Das morbide Wien
„Der Tod, das muss ein Wiener sein“, heißt es in einer Textzeile des Wienerlieds von Georg Kreisler. So wird dem Wiener ein gewisser Hang zur Morbidität nachgesagt und da ist es nicht verwunderlich, dass sich mit dem Zentralfriedhof eine der größten Friedhofsanlagen Europas in der Stadt befindet. Circa drei Millionen Verstorbene liegen dort begraben – ein Drittel mehr als in der Stadt heute Lebende und etwa die Hälfte aller Wiener, die je gelebt haben.
Davon keine Geringeren als die Haute Volée der Komponisten (Beethoven, Strauss, Brahms, Schubert), Musiker und Künstler (Curd und Udo Jürgens, Falco, Theo Lingen) sowie der ehemaligen österreichischen Bundespräsidenten.
Da der Friedhof knapp 2 ½ km² groß ist und an der längsten Stelle über zwei Kilometer von einem Ende zum anderen misst, blieb mir nur, einen Bruchteil dessen zu entdecken, was es eigentlich dort zu entdecken gibt. So soll es sogar Rehe, Fasane und dererlei seltenes Federvieh geben. Aber ich habe ja keinen Zoobesuch gebucht, sondern wollte in den Charme des Morbiden eintauchen.
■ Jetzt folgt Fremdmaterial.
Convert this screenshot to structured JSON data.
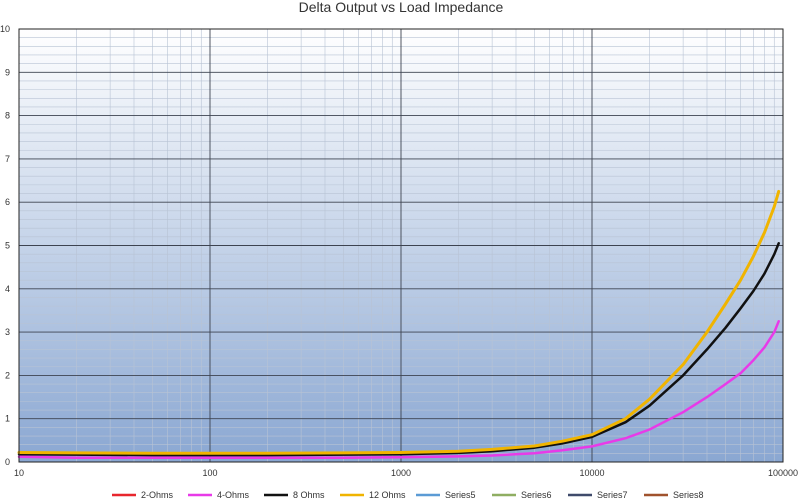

Das Grab eines meiner Helden der Kindheit, Theo Lingen, hab ich nicht entdeckt. Aber auf dem eifrig zusammengeschusterten Plan wollte ich zumindest die Ehrengräber besuchen und schauen, ob Falco tatsächlich so unwürdig begraben ist, wie manche behaupten. Und diese Personen haben vollkommen recht. In der Gruppe der Kunst- und Kulturschaffenden sticht ein Grab hervor. Und das ist Falcos (im Nachbargrab liegt übrigens seine Mutter). Ich erspare Ihnen an dieser Stelle ein Foto; machen Sie sich selbst ein Bild. War Falco schon zu Lebzeiten exaltiert, wollte man dies offenbar auch mit seinem Grab vermitteln. Ein ausladender drei Meter hoher Obelisk mit seinem Namen überragt alle umherliegenden Gräber, eine Panzerglasscheibe ist mit seinem Konterfei und den größten Hits versehen und auch ansonsten erinnert nichts als überzogene Opulenz an den Stil dieses Ausnahmekünstlers.
Umso eindrucksvoller der Alte Jüdische Friedhof, der im Osten des Areals seinen eigenen Platz hat. Beinahe unberührt stehen und liegen die Grabsteine da und erzählen noch mehr Geschichten, als die ohnehin schon zahlreichen auf dem nicht-jüdischen Teil. So stehen auf dem Epitaph sogar Berufsbezeichnungen oder persönliche Eigenschaften und allein die Tatsache, dass dort ein Großteil der Menschen nur bis Anfang des 20. Jahrhunderts begraben und diese Stätten seither beinahe sich selbst überlassen wurden, lässt viel Raum zum Nachdenken und Sinnieren. Erst recht in dieser Umgebung.
Wow! Man kommt sich vor, als würde man in einem Halloween Heftchen blättern.
Die Fotos sind dem wunderbaren Artikel eh auf den Leib geschnitten. Passend dazu deine Auswahl, sie schwarz/weiß zu zeigen. Damit triffste bei mir natürlich den Nerv.
LG die hippe
Bilder in schwarz/weiß auf so einem Friedhof und der Stil der verfassten Beiträge dazu,ist rührend zu betrachten und zu lesen.
Ebenso die spannende offengelassen Frage zu Falco.
Sehr interessant war dieser Tag sicher für Dich, auch leider ohne Theo Lingen.